In the beginning of September 2012, the Presidium of the Supreme Commercial Court of the Russian Federation (the “SCC”) published its Ruling No. 1831/12 dated 19 June 2012 on the validity of optional arbitration clauses in agreements (the “Ruling”).

An “optional” arbitration or split jurisdiction clause is a clause which provides for several alternative options for parties to resolve a dispute. There are numerous variations of the clause but, as a general rule, the main option is that both parties to the agreement may refer a dispute to an international arbitration tribunal (a bilateral clause), and the additional option is that disputes may be referred to state courts in a particular jurisdiction or jurisdictions. However, the latter option is usually available to only one party (a unilateral clause) to the contract.

Optional arbitration clauses have become very popular in the business environment and, in particular, in corporate finance.

Circumstances of the case

Two companies entered into a supply agreement containing an optional arbitration clause specifying the ICAC at the International Chamber of Commerce as the main venue for submission of disputes and a “state court of competent jurisdiction” as an exclusive option available to the defendant only.

Notwithstanding the arbitration clause, the claimant filed a claim against the defendant for improper performance of its obligations with a Russian commercial court.

Position of commercial courts

The commercial courts of the first three instances dismissed the claim without hearing it on its merits, noting that there was a valid and enforceable arbitration agreement between the claimant and the defendant (paragraph 1(5) of Article 148 of the Arbitration Procedure Code of the Russian Federation).

Position of the SCC

However, according to the Presidium of the SCC, the lower courts did not take into account the fact that the optional arbitration clause contains elements of an agreed jurisdiction clause and allows the parties to refer a dispute to either arbitration or a state court.

The Presidium of the SCC stated that granting one party the unilateral option to bring a case before a state court disrupts the balance between the interests of the parties and does not meet the requirements of a fair trial.

Given the above, the SCC found that the optional arbitration clause as a whole was invalid, i.e. not only the part of the clause giving the defendant the right to submit a dispute to the courts was invalid, but the entire arbitration clause as well. Therefore, a party whose rights had been violated could go to a state court of competent jurisdiction, bypassing arbitration.

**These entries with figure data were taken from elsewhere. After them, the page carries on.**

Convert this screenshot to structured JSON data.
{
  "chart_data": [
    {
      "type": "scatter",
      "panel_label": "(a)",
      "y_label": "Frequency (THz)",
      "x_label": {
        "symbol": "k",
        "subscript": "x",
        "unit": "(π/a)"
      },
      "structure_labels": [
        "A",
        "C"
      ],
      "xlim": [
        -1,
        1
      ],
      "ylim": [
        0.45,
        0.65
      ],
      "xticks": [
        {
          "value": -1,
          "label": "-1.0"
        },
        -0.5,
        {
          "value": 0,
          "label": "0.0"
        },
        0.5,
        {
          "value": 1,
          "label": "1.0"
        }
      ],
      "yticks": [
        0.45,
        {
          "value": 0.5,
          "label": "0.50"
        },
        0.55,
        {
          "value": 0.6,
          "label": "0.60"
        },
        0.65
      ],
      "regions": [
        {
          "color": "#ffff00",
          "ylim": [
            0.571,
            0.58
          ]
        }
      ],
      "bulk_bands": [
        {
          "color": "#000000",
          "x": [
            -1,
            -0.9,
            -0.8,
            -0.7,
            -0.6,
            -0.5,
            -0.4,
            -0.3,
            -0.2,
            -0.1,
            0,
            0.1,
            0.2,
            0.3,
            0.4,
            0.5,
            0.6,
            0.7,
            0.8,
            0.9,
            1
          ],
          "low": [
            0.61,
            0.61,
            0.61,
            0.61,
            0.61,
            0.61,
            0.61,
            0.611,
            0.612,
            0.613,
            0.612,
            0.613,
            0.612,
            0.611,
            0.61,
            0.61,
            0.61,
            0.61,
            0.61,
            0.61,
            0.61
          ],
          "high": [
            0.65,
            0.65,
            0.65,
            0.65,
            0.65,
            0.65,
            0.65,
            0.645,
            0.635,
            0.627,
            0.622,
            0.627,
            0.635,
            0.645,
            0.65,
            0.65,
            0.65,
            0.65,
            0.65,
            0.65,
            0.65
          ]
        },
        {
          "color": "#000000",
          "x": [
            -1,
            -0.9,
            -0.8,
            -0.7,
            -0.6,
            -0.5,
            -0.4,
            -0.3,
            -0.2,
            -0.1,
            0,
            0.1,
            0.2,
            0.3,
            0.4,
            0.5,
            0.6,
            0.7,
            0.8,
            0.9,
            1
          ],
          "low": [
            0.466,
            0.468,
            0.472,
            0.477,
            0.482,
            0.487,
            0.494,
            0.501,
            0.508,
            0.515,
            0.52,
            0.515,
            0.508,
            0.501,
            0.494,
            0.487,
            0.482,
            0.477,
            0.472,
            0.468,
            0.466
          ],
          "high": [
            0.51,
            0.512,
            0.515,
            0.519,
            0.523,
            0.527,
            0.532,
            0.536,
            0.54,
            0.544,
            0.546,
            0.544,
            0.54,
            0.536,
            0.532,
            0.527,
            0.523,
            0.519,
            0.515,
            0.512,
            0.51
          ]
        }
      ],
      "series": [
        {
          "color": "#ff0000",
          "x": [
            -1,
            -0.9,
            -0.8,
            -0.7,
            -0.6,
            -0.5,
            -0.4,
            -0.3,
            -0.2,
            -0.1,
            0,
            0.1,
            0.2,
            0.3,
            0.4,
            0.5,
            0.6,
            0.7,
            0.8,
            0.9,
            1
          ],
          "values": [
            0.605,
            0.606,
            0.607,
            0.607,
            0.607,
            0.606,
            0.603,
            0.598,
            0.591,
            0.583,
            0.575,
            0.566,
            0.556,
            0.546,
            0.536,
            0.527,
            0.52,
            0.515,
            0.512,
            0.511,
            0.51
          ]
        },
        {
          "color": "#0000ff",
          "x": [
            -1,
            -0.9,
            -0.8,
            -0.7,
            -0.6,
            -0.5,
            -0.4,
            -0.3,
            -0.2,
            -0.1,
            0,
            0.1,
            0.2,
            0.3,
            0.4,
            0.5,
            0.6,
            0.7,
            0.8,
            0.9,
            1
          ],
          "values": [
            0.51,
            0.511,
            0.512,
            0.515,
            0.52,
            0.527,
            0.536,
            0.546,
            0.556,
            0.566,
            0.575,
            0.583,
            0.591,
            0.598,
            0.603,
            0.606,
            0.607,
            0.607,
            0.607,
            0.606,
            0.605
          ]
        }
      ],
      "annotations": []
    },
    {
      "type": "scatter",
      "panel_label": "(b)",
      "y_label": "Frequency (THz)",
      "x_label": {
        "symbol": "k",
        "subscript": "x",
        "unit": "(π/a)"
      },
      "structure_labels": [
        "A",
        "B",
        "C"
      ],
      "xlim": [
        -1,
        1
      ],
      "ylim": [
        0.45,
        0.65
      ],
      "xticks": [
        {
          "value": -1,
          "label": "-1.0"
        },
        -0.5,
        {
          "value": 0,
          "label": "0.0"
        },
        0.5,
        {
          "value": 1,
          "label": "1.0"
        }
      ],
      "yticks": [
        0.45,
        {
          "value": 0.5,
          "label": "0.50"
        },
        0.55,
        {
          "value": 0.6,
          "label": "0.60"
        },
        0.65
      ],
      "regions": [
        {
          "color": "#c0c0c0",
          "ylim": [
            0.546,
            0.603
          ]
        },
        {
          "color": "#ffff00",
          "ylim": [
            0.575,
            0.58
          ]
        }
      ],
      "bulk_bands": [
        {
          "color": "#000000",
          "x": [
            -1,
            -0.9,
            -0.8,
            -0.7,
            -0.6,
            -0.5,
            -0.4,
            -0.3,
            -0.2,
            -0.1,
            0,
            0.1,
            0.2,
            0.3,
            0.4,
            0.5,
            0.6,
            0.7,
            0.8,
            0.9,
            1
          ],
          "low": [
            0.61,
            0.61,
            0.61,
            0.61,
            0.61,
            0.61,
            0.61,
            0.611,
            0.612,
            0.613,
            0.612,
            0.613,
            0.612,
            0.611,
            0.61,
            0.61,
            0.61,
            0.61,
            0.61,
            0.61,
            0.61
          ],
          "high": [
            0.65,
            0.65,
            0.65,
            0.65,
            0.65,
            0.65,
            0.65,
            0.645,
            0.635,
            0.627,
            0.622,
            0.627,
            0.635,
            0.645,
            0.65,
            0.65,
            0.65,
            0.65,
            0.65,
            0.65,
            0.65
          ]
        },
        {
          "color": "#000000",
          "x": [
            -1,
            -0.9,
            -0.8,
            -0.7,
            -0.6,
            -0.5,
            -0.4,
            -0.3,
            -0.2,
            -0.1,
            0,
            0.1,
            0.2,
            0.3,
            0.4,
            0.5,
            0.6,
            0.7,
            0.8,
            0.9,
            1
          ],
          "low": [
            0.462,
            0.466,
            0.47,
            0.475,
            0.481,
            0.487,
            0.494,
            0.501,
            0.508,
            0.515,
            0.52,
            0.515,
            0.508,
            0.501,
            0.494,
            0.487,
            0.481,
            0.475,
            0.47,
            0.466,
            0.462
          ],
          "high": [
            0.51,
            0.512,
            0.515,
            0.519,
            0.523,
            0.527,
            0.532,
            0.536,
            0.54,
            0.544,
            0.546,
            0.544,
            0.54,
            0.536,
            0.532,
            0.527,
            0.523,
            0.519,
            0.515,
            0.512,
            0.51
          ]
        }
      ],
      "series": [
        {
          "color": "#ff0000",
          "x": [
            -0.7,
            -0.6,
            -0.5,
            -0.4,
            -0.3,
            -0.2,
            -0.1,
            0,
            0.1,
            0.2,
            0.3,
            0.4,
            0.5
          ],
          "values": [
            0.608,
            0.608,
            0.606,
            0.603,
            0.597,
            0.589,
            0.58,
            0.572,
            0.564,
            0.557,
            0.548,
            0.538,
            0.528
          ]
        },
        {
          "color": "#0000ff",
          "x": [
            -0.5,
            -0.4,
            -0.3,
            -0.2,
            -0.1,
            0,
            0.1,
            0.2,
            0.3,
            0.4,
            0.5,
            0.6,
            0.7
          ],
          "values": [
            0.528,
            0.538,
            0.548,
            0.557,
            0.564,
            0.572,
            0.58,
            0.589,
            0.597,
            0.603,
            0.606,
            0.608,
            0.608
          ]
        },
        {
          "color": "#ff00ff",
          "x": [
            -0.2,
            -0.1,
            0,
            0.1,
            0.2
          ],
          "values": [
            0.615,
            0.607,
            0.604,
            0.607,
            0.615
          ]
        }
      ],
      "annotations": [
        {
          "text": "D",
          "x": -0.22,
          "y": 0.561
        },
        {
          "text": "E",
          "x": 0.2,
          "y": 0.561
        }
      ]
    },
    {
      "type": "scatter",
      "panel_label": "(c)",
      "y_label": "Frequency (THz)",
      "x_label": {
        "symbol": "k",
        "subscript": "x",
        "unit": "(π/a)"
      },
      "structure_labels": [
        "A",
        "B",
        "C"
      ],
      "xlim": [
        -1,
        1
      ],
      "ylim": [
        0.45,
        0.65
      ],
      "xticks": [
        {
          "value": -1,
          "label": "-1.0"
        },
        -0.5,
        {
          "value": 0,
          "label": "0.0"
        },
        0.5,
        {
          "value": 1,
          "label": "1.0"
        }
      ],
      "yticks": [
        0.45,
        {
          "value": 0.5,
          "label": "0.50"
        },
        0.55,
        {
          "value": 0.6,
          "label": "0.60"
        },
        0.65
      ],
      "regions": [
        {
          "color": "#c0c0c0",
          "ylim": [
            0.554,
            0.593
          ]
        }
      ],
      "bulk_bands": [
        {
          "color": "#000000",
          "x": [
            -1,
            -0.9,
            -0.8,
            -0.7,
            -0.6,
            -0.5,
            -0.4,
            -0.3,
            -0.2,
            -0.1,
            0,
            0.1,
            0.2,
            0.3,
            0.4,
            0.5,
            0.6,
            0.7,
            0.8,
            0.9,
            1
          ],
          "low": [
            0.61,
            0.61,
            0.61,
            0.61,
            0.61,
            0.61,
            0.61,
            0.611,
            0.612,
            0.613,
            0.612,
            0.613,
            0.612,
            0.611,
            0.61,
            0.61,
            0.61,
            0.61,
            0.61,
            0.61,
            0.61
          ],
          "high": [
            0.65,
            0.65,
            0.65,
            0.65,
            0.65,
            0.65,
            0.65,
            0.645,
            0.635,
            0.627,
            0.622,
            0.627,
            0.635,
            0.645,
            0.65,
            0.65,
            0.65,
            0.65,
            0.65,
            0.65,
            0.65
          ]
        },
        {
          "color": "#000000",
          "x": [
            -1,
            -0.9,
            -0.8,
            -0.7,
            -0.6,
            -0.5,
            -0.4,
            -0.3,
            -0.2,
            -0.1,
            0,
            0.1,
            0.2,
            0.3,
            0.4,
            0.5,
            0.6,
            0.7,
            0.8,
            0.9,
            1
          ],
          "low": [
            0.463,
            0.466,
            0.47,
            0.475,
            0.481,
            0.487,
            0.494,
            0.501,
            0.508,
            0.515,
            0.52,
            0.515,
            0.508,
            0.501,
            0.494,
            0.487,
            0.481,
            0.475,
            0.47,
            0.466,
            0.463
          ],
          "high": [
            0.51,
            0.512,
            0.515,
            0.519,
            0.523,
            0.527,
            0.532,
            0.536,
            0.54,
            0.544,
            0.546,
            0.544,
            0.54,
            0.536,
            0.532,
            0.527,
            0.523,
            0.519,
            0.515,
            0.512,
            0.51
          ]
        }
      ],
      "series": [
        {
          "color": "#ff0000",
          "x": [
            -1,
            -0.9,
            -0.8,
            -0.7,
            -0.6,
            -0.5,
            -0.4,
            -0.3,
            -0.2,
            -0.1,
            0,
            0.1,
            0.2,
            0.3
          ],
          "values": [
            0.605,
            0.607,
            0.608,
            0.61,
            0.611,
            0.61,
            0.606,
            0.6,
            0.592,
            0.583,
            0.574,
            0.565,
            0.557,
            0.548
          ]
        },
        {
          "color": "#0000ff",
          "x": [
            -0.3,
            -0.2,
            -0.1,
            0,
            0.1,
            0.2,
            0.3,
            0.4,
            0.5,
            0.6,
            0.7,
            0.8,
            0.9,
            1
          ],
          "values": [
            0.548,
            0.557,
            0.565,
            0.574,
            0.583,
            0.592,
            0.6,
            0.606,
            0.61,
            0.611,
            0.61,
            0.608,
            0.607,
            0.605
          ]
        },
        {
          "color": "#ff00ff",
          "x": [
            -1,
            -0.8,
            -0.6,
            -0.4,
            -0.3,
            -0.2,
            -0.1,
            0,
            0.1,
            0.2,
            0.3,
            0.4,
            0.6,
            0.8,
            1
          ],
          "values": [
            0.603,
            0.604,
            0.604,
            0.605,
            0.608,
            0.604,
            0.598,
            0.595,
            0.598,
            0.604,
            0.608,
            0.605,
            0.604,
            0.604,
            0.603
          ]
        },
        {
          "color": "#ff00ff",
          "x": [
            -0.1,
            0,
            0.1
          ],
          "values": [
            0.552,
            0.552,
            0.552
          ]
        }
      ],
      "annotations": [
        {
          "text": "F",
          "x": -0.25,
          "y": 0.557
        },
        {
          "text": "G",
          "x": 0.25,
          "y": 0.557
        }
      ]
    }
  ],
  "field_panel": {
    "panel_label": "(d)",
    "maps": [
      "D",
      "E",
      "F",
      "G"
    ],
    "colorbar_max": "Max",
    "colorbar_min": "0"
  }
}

This Ruling significantly undermines the widely used practice of including optional arbitration clauses in international agreements. In fact, in the current legal environment there is no sense in using such clauses in new agreements and parties should be considering whether they wish to amend existing agreements containing such clauses to give equal rights to both parties to submit disputes to arbitration and/or the state courts. This is the only way to eliminate the risks raised by the SCC Ruling.